The Citizen Kane of pandemic movies, Ingmar Bergman’s cinematheque classic chronicles a disillusioned knight returning from the Crusades in fourteenth-century Sweden. As the Black Death ravishes the countryside, he hopes to be able to find real meaning while performing one last noble deed in the time he has left. Although its subject is dark, the film is remarkably entertaining, with bawdy comedy and spine-tingling thrills. Nearly Shakespearean in its deft balancing of low comedy and lofty ideas, one can say “if you only watch one pandemic film this century….”
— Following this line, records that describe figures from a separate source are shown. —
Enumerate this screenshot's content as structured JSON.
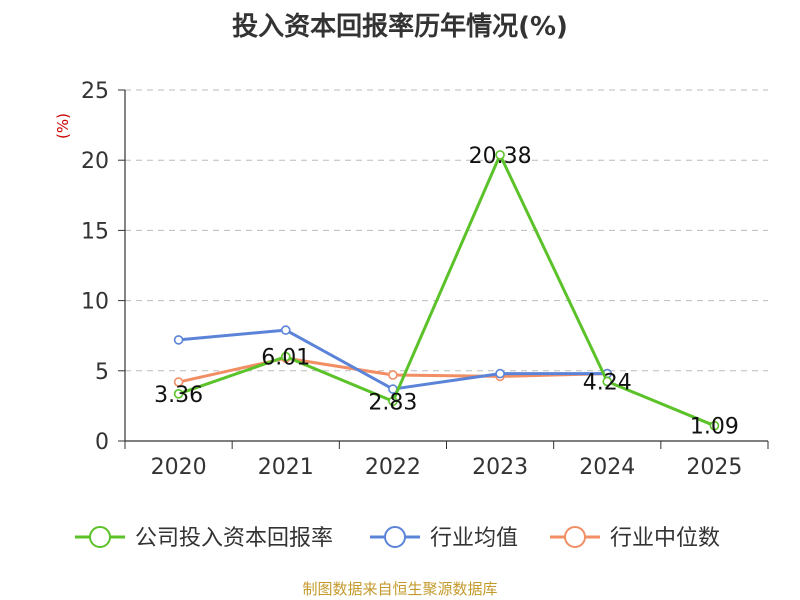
{
  "chart_data": {
    "type": "line",
    "title": "投入资本回报率历年情况(%)",
    "ylabel": "(%)",
    "xlabel": "",
    "categories": [
      "2020",
      "2021",
      "2022",
      "2023",
      "2024",
      "2025"
    ],
    "ylim": [
      0,
      25
    ],
    "yticks": [
      0,
      5,
      10,
      15,
      20,
      25
    ],
    "grid": true,
    "legend_position": "bottom",
    "series": [
      {
        "name": "公司投入资本回报率",
        "color": "#5cc22a",
        "values": [
          3.36,
          6.01,
          2.83,
          20.38,
          4.24,
          1.09
        ],
        "labels": [
          "3.36",
          "6.01",
          "2.83",
          "20.38",
          "4.24",
          "1.09"
        ]
      },
      {
        "name": "行业均值",
        "color": "#5b84d9",
        "values": [
          7.2,
          7.9,
          3.7,
          4.8,
          4.8,
          null
        ]
      },
      {
        "name": "行业中位数",
        "color": "#f28e64",
        "values": [
          4.2,
          5.9,
          4.7,
          4.6,
          4.8,
          null
        ]
      }
    ]
  },
  "source": "制图数据来自恒生聚源数据库"
}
The Turin Horse (2011) - IMDb

The Turin Horse (Hungary, 2011) 

A dirt poor farmer has lived in the same ramshackle home on a windswept central European plain for 58 years—his only companions are a dowdy daughter and, out in the stable, a beleaguered and stubborn work horse. As the days go by, the focused monotony becomes so intense that if a character were to drop a fork you’d likely jump in fear. Finally, just when the pair’s lives couldn’t become any more wretched, word comes to them from the outside that some vaguely defined apocalypse is approaching. Dreariness and doom have never seemed so spellbinding. By the end of this two-hour-and-forty-six-minute masterpiece by Hungarian genius Béla Tarr you may just come to appreciate something like a heroism of nihilism. 

Wondrous Boccaccio (Italy, 2015) 

After the above, maybe some romance, sex, and comedy is what we need after all. Wondrous Boccaccio is the most recent cinematic adaptation of tales from Giovanni Boccaccio’s Decameron. The Decameron is a collection of 100 stories famously framed by the narrative of ten young people who escape plague-stricken Florence in 1348 and shelter in place in a country villa where they entertain each other with a series of short fictions. Not as bawdy as Pasolini’s 1970 Boccaccio adaptation, which is on the Criterion Channel right now and also highly recommended, this, the final film by the celebrated filmmaking brothers Paolo and Vittorio Taviani, is more romantic and lusher, featuring five medieval tales of love and luck, buffoonery and grace all told a safe distance from the dangers of the age.